Lasting 90 minutes, the plane travelled 350 nautical miles from Kabul to Herat. The crew did not announce the significance of the flight to its passengers, fearing a poor reception from more "conservative" travellers on board. Aviation vlogger Josh Cahill was invited to document the flight, and the video he later posted about the event made international headlines.

=== Fall of Kabul ===
In August 2021, the United States Armed Forces completed their withdrawal from Afghanistan, and Kabul fell to the Taliban.

On 15 August, Mirzaee was preparing for a flight to Istanbul from Kabul airport that was cancelled due to unrest in the city. She instead fled to Kyiv, Ukraine as a passenger, only to be refused entry to the country. As she still had a valid visa for Bulgaria, she travelled there instead on 16 August. She was separated from her mother and two sisters, who were evacuated to Albania. Mirzaee's family members were eventually resettled in Canada.

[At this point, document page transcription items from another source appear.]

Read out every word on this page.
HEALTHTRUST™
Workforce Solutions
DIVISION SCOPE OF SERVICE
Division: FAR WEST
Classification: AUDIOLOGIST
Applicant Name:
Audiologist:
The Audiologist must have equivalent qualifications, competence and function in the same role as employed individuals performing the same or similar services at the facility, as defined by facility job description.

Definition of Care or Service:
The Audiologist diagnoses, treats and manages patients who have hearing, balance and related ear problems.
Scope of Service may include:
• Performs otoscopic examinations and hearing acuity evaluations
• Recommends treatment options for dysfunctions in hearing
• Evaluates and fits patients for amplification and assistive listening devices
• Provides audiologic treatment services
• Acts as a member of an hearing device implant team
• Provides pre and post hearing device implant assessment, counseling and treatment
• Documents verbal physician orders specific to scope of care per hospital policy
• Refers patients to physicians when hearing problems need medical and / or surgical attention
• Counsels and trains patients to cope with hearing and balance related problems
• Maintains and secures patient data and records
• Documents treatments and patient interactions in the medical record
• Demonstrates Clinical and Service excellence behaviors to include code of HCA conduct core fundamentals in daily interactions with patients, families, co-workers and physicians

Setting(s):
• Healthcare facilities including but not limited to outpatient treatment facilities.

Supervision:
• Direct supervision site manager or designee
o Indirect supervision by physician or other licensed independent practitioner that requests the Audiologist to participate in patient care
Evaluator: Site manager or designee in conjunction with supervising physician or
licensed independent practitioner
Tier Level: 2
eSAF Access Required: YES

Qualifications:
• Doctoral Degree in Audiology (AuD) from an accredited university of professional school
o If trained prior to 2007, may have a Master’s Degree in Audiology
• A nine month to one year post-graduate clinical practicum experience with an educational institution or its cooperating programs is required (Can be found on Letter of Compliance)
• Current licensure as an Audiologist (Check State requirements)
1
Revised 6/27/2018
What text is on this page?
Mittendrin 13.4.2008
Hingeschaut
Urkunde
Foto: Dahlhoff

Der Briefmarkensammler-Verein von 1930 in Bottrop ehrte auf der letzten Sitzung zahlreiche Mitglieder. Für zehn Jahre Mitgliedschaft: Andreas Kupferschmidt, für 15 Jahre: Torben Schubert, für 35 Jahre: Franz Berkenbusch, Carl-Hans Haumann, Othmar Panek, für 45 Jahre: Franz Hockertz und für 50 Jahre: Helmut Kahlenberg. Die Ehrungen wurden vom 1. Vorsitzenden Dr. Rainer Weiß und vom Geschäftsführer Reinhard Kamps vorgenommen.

Mirzaee has expressed a hope that "one day [she] will go back home and fly again." However, she believes she will only be able to return if the Taliban "will respect women's rights" and let them "work as [they] did in the past."

== Career in Europe ==
Mirzaee's visa expired in November 2021, prompting her to claim asylum. While she waited for a decision on her status, she undertook exams to convert her qualifications to European standards. She was motivated by a belief that the Taliban "want to silence women," and giving up on her career would mean "they... achieved their goal."

By the end of 2022, she had attained status in Bulgaria, a European pilot's license, and a position at an airline. In an interview with Aero Telegraph the following year, Mirzaee described her reaction to airport security officials remarking on her nationality whenever her passport is checked: "Yes, I am from Afghanistan, and I say it proudly."

As of 2025, Mirzaee works as a cargo pilot for the same company as Veronika Borisova, whom she flew with on Afghanistan's all-female flight. Commenting on the restrictions to women's participation in civic life in Afghanistan, Mirzaee stated: "Right now, we’re not using half of our population, so obviously, our country is not going to reach anywhere."

== Recognition ==
Mirzaee was included in the BBC's 100 Women 2021, a list of "inspiring and influential women from around the world" compiled annually. She provided a quote aimed at readers: "Don’t wait! No-one will come and give you your wings if you don’t stand strong. I fought for mine; you will fight for yours".